Pride and Prejudice and Zombies
By Jane Austen & Seth Grahame-Smith
Release date: April 1, 2009
Jane Austen‘s literary classic Pride and Prejudice has long captured the hearts of women, thanks to its independent, intelligent heroine Elizabeth Bennett and her antagonist turned love interest, the handsome Mr. Darcy. Since its publication in 1813, this tale of romance set in the Georgian age of social propriety and conformity has rarely enticed a male readership, but Seth Grahame-Smith‘s new mash-up novel, Pride and Prejudice and Zombies, is sure to do just that.
Grahame-Smith took the majority of Austen’s beloved novel and incorporated a plague of attacking zombies hellbent on feasting on the brains of the people of England. While most of the countryside is open game for the “Unmentionables,” the wealthy are able to hire ninja warriors to protect them from the constant zombie assaults. Some well-off families, like the Bennetts, had a different strategy — the five Bennett sisters, including Elizabeth, were sent by their father to the Far East to study martial arts with a Shaolin master and are now in His Majesty’s service to protect their fellow countrymen.

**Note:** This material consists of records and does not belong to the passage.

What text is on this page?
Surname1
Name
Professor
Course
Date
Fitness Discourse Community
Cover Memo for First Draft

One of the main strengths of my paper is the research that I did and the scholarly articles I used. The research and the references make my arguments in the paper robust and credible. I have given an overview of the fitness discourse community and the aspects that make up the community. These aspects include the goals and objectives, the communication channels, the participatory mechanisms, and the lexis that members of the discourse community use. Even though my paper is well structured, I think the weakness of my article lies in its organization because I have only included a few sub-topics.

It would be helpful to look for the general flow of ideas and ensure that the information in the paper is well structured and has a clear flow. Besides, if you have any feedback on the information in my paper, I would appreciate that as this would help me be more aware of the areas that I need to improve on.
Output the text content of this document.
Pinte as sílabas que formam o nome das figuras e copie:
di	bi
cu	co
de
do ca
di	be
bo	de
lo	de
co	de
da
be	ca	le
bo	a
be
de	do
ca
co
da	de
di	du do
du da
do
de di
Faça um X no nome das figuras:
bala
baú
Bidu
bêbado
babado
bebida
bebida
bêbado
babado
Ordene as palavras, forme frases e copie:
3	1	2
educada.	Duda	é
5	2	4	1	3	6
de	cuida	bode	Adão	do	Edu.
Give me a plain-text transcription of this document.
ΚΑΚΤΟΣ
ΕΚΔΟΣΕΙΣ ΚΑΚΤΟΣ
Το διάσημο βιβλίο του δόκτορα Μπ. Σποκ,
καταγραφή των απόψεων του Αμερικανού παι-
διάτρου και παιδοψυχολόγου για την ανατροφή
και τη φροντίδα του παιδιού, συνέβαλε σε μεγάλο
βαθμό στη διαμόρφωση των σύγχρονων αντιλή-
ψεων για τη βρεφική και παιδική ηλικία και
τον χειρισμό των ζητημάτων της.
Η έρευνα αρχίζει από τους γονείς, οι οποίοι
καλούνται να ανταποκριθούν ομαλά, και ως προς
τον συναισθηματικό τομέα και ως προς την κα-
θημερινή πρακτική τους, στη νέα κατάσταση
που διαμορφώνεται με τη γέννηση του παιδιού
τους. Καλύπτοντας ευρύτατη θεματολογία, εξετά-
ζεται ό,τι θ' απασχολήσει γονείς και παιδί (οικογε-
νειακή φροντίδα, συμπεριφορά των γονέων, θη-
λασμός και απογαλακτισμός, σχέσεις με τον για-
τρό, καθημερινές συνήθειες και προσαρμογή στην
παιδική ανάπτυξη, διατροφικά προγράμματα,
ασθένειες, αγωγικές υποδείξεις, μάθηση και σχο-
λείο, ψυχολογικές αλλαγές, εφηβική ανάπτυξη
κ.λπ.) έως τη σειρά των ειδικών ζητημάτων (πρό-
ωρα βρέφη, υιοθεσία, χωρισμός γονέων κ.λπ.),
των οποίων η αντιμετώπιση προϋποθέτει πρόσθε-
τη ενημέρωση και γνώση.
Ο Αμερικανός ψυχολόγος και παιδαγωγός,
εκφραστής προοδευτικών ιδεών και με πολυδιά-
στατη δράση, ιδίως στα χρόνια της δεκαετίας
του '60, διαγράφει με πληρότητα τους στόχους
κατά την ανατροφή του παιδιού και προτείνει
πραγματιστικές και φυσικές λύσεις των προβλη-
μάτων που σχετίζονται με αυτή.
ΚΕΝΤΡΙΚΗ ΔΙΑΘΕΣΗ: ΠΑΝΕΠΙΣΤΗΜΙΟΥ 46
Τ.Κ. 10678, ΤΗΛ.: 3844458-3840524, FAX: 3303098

Mr. Bennett takes pride in his daughters’ abilities and encourages them to train further, much to the dismay of their mother, whose sole purpose in life is to see her daughters married well. Elizabeth, the most proficient of warriors, does her best to keep with the traditions of the time, but her exceptional capabilities and independent nature make marriage less appealing to her, especially since she’d have to cast aside her sword to accept a man’s proposal. Ironically enough, it’s Elizabeth swiftness with a dagger that first endears her to the upper class snob, Mr. Darcy, who also happens to be well-trained in the art of slaying.
Even in dangerous times, the Bennett sisters must yield to modesty by arming themselves in social situations with only an ankle dagger concealed beneath their dresses instead of carrying the more practical musket or katana sword, which couldn’t be concealed and therefore considered unladylike. When alone, though, Elizabeth casts aside these conventions, lifting her skirt to deliver a massive blow to the head of one of her zombie attackers.
PPZ keeps intact everything you’ve love about PP — Mrs. Bennett’s embarrassing ways; Elizabeth and Darcy’s tension-filled conversations and erroneous presumptions about each other; Elizabeth’s older sister Jane’s plotline with Darcy’s friend Mr. Bingley and her younger sister Lydia’s indiscretions; Mr. Wickham’s infiltrations — basically, everything you’ve ever loved out Pride and Prejudice — but just advances the story quicker than in the original text. Even without Grahame-Smith’s highly entertaining twist, his condensed version would be a welcome read for anyone struggling through Pride and Prejudice, as the author incorporates background information those not familiar with 19th century English vernacular and social etiquette.
Aside from the welcome addition of the Unmentionables, there’s something else about PPZ that stands out — the women not only fight the undead, but they fight each other! That’s right. If you recall from the original story, Elizabeth has several ladies who not only disapprove of her, but wholeheartedly disliked her. In Pride and Prejudice, hardly anything in polite English society ever progressed to more than a veiled sarcastic remark and even someone’s outright proclamation of dislike for another never turned into anything more than merely a raised voice; in PPZ, an offhand insult can easily escalate into a bloody match, with the intention of death.
What you don’t get in this new version is why there’s a zombie plague. You can expect plenty of zombie action — Elizabeth’s on a carriage ride, enter zombie, violent dispatching of zombie — but if you’re expecting a comprehensive history on the epidemic, you’ll be left wondering. The classic story does lend itself to the insertion of the undead quite nicely though, so those of you who love a good zombie infestation will be pleased. There’s nothing more amusing than uptight British elitists who’d rather adhere to social constraints than employ logic suffering such improprieties as having an infected loved one slowly turn undead or getting their brains chopped on by a zombie in the midst of a lovely ball. I think Miss Austen, who herself loved to poke fun at these absurd types, would be amused by it all too.